Le "jour du dépassement" des ressources planétaires atteint ce samedi

Le "jour du dépassement" des ressources planétaires atteint ce samedi
Samedi 22 juillet, l'humanité a consommé plus de ressources naturelles que la Terre peut en produire en 12 mois.

, publié le samedi 22 août 2020 à 08h30

Cette année, ce symbolique "jour du dépassement" a reculé de plus de trois semaines sous l'effet de la pandémie de coronavirus. 

Une bonne nouvelle pour la planète ? Pour la première fois depuis qu'il est calculé, le "jour du dépassement" a reculé cette année sous l'effet de l'épidémie de coronavirus : en 2020, il a fallu "attendre" ce samedi 22 août pour atteindre ce jour symbolique où l'humanité a consommé plus de ressources naturelles que la Terre peut en produire en 12 mois. L'année dernière, il était tombé le 29 juillet. 



Ce "Overshoot Day" selon son nom anglais, calculé depuis 2003 par l'ONG américaine Global Footprint Network, a pour but d'illustrer la consommation toujours plus rapide d'une population humaine en expansion sur une planète limitée. Pour le dire de façon imagée, il faudrait cette année 1,6 Terre pour subvenir aux besoins de la population mondiale de façon durable. 

La date est calculée en croisant l'empreinte écologique des activités humaines (surfaces terrestre et maritime nécessaires pour produire les ressources consommées et pour absorber les déchets de la population) et la "biocapacité" de la Terre (capacité des écosystèmes à se régénérer et à absorber les déchets produits par l'Homme, notamment la séquestration du CO²). Le "dépassement" se produit quand la pression humaine dépasse les capacités de régénération des écosystèmes naturels et ne cesse selon l'ONG de se creuser depuis 50 ans : 29 décembre en 1970, 4 novembre en 1980, 11 octobre en 1990, 23 septembre en 2000, 7 août en 2010, 29 juillet en 2019 et... 22 août cette année. 



Un changement systémique nécessaire

Mais si 2020 marque un rare répit, ce dernier est attribuable aux conséquences de la pandémie mondiale qui a paralysé des pans entiers de l'activité humaine, et non pas à un changement systémique. "Il n'y a pas de quoi se réjouir car ça vient avec des souffrances, ce n'est pas fait exprès, mais par une catastrophe", soulignait jeudi Mathis Wackernagel, président de Global Footprint Network lors d'un événement en ligne. Et de mettre en garde : "C'est comme pour l'argent : on peut dépenser plus que ce qu'on gagne, mais pas pour toujours". 

Les comportements que le "jour du dépassement" met en cause et leurs conséquences sont de fait largement documentés par les scientifiques, du dérèglement climatique à la disparition catastrophique des espèces et des écosystèmes. Et les derniers rapports des experts de l'ONU identifient clairement les directions à suivre : réduction des émissions de gaz à effet de serre, sortie des énergies fossiles, changement drastique du modèle de production agro-alimentaire...

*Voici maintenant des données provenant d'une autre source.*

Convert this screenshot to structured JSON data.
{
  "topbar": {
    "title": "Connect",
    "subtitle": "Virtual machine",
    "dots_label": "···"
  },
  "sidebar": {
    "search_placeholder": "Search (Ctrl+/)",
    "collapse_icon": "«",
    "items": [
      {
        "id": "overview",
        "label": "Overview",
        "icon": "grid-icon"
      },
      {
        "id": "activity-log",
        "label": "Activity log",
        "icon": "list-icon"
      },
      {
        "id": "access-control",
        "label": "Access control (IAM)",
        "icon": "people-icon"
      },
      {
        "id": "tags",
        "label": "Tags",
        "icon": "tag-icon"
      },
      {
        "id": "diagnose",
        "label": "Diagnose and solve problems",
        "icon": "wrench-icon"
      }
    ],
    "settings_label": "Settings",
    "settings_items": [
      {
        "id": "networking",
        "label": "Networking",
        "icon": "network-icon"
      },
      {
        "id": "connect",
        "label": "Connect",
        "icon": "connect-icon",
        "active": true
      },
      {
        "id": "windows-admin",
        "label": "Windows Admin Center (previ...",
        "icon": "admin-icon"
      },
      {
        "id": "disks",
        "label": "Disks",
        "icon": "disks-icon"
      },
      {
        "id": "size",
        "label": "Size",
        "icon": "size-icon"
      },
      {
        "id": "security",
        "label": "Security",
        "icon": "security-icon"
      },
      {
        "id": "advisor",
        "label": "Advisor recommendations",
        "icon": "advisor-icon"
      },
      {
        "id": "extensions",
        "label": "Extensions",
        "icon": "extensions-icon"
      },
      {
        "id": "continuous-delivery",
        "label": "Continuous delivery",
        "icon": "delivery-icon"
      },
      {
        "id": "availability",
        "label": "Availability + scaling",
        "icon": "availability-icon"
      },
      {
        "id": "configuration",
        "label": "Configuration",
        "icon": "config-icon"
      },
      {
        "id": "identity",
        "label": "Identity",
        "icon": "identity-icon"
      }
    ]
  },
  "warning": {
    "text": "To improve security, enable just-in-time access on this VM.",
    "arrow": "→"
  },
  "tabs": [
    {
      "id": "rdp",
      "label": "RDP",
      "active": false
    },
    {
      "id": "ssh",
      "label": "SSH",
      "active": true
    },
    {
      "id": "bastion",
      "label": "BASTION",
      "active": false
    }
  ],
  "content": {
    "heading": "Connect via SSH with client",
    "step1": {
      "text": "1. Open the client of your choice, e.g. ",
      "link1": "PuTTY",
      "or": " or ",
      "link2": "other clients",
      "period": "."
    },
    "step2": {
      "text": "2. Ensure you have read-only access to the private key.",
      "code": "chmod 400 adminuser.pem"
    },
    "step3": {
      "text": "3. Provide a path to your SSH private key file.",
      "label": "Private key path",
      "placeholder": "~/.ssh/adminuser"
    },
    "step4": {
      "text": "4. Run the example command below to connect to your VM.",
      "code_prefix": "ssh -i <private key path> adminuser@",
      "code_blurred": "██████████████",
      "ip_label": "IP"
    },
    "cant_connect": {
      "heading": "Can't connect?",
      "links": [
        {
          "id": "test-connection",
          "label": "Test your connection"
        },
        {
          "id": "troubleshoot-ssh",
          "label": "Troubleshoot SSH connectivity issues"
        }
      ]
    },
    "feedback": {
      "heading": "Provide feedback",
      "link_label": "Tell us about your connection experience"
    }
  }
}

Car pour tenir les objectifs de l'accord de Paris de 2015 et maintenir l'élévation globale de la température "nettement en dessous de 2°C par rapport aux niveaux préindustriels, et si possible à 1,5°C, les émissions de gaz à effet de serre devraient baisser de 7,6% annuellement", selon l'ONU. Or, selon une étude publiée début août par la revue Nature Climate Change, la chute sans précédent des émissions de gaz à effet de serre pendant les confinements dus au Covid (qui pourrait atteindre 8% selon cette étude, plus de 10% selon Global Footprint) ne servira à "rien" pour ralentir le réchauffement climatique, en l'absence d'un changement systémique en matière d'énergie et d'alimentation. Global Footprint Network insiste sur ce point, notamment via la campagne Movethedate (faire reculer la date), assurant que réduire de 50% les émissions de CO² issues de la combustion d'énergies fossiles permettrait de repousser le dépassement de plus de 90 jours, ou diviser par deux la consommation de protéines animales de 15 jours.

Marco Lambertini directeur général du WWF, partenaire de l'événement depuis 2007, veut espérer qu'après le Covid, et les réflexions qu'il a déclenché sur les modèles de société, les humains sauront "tirer des leçons de ce que cette pandémie a mis en lumière : la relation non-soutenable, de gaspillage et destructrice que nous entretenons avec la nature, la planète".